Tim Peierls is the very model of a modern multiprocessor, with BoxPop.biz, recording arts, and goings on theatrical. He is one of the primary members of the Java Community Process JSR 166 Expert Group (Concurrency Utilities), and has served on numerous other JCP Expert Groups.
Joshua Bloch is a principal engineer at Google and a Jolt Award-winner. He was previously a distinguished engineer at Sun Microsystems and a senior systems designer at Transarc.
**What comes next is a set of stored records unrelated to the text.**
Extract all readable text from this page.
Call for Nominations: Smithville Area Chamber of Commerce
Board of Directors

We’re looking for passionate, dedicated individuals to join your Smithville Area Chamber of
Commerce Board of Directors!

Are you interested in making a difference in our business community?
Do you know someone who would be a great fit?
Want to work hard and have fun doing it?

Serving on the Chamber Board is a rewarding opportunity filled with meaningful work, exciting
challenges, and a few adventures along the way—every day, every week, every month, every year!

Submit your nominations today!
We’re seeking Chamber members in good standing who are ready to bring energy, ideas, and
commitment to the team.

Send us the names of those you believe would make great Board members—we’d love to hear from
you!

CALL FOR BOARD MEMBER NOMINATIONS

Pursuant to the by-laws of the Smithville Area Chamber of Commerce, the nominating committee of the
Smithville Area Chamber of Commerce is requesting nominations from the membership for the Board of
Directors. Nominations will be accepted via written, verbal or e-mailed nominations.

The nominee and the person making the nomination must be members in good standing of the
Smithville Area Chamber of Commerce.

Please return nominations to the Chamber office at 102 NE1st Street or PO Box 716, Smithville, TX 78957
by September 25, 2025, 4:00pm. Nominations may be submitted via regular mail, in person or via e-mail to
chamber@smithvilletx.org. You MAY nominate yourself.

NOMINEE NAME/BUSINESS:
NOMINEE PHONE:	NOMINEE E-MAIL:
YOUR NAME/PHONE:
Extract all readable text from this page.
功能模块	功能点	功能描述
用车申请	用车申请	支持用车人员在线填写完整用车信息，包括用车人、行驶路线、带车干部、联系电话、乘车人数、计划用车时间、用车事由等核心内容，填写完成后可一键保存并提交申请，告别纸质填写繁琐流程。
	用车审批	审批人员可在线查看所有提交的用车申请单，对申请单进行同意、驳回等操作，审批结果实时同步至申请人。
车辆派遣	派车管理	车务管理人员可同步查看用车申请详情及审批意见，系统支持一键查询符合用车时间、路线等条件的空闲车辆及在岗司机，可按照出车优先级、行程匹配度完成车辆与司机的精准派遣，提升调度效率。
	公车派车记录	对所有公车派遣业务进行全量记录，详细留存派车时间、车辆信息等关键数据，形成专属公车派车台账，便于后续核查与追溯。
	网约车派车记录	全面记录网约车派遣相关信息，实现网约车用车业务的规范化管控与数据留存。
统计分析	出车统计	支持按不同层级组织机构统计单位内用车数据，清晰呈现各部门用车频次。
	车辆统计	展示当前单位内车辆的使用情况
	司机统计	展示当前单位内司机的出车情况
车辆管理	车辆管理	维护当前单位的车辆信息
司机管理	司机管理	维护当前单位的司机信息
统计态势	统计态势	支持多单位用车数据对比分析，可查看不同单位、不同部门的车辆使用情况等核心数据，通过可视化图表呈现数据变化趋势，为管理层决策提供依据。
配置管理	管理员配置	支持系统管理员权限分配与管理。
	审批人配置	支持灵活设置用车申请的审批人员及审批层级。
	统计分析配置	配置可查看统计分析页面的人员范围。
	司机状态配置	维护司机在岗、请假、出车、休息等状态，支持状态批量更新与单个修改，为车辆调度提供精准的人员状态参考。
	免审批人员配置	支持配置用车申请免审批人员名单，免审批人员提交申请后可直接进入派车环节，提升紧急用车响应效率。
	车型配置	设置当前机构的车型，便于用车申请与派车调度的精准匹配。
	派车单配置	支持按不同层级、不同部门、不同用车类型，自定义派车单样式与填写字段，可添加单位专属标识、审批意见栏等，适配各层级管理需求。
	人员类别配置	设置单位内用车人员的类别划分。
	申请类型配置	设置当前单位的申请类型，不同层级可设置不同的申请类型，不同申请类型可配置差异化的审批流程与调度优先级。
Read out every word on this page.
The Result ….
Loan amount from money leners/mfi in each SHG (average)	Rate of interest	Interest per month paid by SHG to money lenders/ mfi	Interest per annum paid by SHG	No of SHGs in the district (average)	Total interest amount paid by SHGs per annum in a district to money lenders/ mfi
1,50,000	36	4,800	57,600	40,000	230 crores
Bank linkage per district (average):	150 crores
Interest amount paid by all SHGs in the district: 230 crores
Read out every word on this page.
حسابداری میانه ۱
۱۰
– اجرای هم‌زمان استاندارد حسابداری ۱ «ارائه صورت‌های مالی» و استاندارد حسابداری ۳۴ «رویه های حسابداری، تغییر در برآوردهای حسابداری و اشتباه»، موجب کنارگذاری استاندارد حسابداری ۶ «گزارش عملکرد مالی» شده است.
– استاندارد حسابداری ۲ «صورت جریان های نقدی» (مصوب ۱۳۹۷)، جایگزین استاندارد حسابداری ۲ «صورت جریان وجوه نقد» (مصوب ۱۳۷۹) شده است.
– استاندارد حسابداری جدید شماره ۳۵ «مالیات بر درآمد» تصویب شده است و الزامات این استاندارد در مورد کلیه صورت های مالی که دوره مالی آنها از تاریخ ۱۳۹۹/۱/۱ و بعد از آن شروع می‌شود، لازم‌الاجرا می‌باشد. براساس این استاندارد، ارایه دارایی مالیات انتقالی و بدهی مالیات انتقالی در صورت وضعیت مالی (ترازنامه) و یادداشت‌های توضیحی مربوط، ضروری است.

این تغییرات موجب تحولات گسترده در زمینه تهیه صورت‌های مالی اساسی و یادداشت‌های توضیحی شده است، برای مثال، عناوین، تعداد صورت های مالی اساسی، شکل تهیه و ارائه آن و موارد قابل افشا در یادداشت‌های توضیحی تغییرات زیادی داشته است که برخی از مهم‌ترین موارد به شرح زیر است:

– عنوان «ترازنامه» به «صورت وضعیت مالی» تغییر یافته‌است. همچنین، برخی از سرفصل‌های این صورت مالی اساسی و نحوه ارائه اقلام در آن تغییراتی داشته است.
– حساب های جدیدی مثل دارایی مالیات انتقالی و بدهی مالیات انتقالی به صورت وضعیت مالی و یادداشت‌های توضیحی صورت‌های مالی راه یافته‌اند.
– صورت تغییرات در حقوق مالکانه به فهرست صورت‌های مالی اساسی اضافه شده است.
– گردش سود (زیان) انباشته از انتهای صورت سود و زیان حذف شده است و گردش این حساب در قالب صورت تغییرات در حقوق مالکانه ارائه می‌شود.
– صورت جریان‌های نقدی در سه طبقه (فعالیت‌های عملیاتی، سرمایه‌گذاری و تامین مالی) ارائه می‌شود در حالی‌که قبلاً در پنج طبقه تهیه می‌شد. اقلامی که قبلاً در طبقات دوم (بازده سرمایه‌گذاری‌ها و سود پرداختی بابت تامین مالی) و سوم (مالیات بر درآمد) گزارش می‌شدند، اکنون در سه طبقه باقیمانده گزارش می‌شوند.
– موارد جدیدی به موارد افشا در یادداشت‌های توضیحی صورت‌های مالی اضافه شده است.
Josh led the design and implementation of numerous Java platform features, including JDK 5.0 language enhancements and the award-winning Java Collections Framework. He holds a Ph.D. in computer science from Carnegie Mellon University.
Joseph Bowbeer is a software architect at Vizrea Corporation where he specializes in mobile application development for the Java ME platform, but his fascination with concurrent programming began in his days at Apollo Computer. He served on the JCP Expert Group for JSR-166 (Concurrency Utilities).
David Holmes is director of DLTeCH Pty Ltd, located in Brisbane, Australia. He specializes in synchronization and concurrency and was a member of the JSR-166 expert group that developed the new concurrency utilities. He is also a contributor to the update of the Real-Time Specification for Java, and has spent the past few years working on an implementation of that specification.
Doug Lea is one of the foremost experts on object-oriented technology and software reuse. He has been doing collaborative research with Sun Labs for more than five years. Lea is Professor of Computer Science at SUNY Oswego, Co-director of the Software Engineering Lab at the New York Center for Advanced Technology in Computer Applications, and Adjunct Professor of Electrical and Computer Engineering at Syracuse University. In addition, he co-authored the book, Object-Oriented System Development (Addison-Wesley, 1993). He received his B.A., M.A., and Ph.D. from the University of New Hampshire.